La chiusura della struttura è una richiesta di lunga data dei Democratici Progressisti, il cui sostegno ha aiutato Biden a vincere la Casa Bianca a novembre.
La continua esistenza della prigione, dicono i critici, è un promemoria per il mondo delle dure pratiche di detenzione che hanno aperto gli Stati Uniti alle accuse di tortura. È anche un vivido esempio di come il sospetto razzista nei confronti di uomini neri e marroni porti a una sorveglianza sproporzionata e al sospetto di atti di terrorismo.

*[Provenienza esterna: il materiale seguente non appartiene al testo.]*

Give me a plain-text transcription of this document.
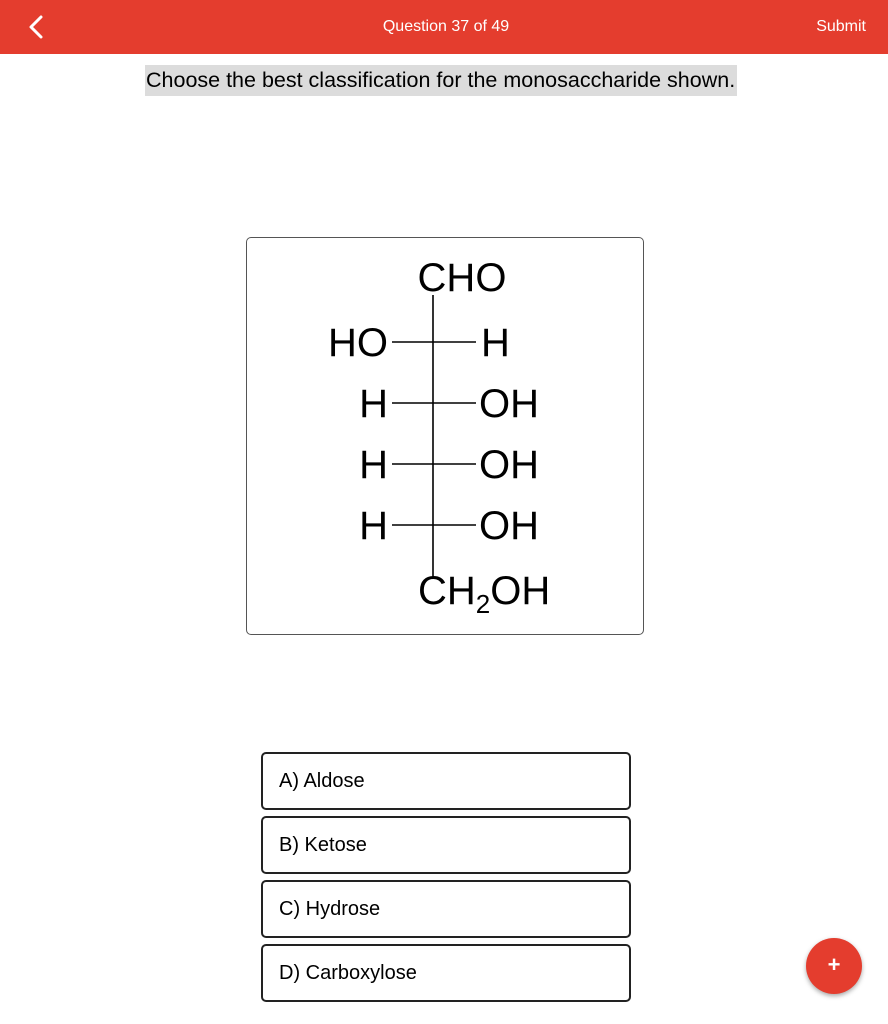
Question 37 of 49	Submit
Choose the best classification for the monosaccharide shown.
CHO
HO H
H OH
H OH
H OH
$CH_2OH$
A) Aldose
B) Ketose
C) Hydrose
D) Carboxylose	+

Più di 100 organizzazioni per i diritti umani hanno firmato il 2 febbraio lettera a Biden chiedendogli di chiudere la prigione e porre fine alla detenzione a tempo indeterminato dei sospettati ivi detenuti, dicendo che era giunto il momento per “una valutazione significativa dell’entità dei danni causati dall’approccio post-11 settembre”.
“Guantanamo continua a causare escalation e profondi danni agli uomini che ancora languiscono lì, e l’approccio che incarna continua ad alimentare e giustificare il fanatismo, gli stereotipi e lo stigma”, diceva la lettera. “Guantanamo rafforza le divisioni razziali e il razzismo in modo più ampio e rischia di facilitare ulteriori violazioni dei diritti”.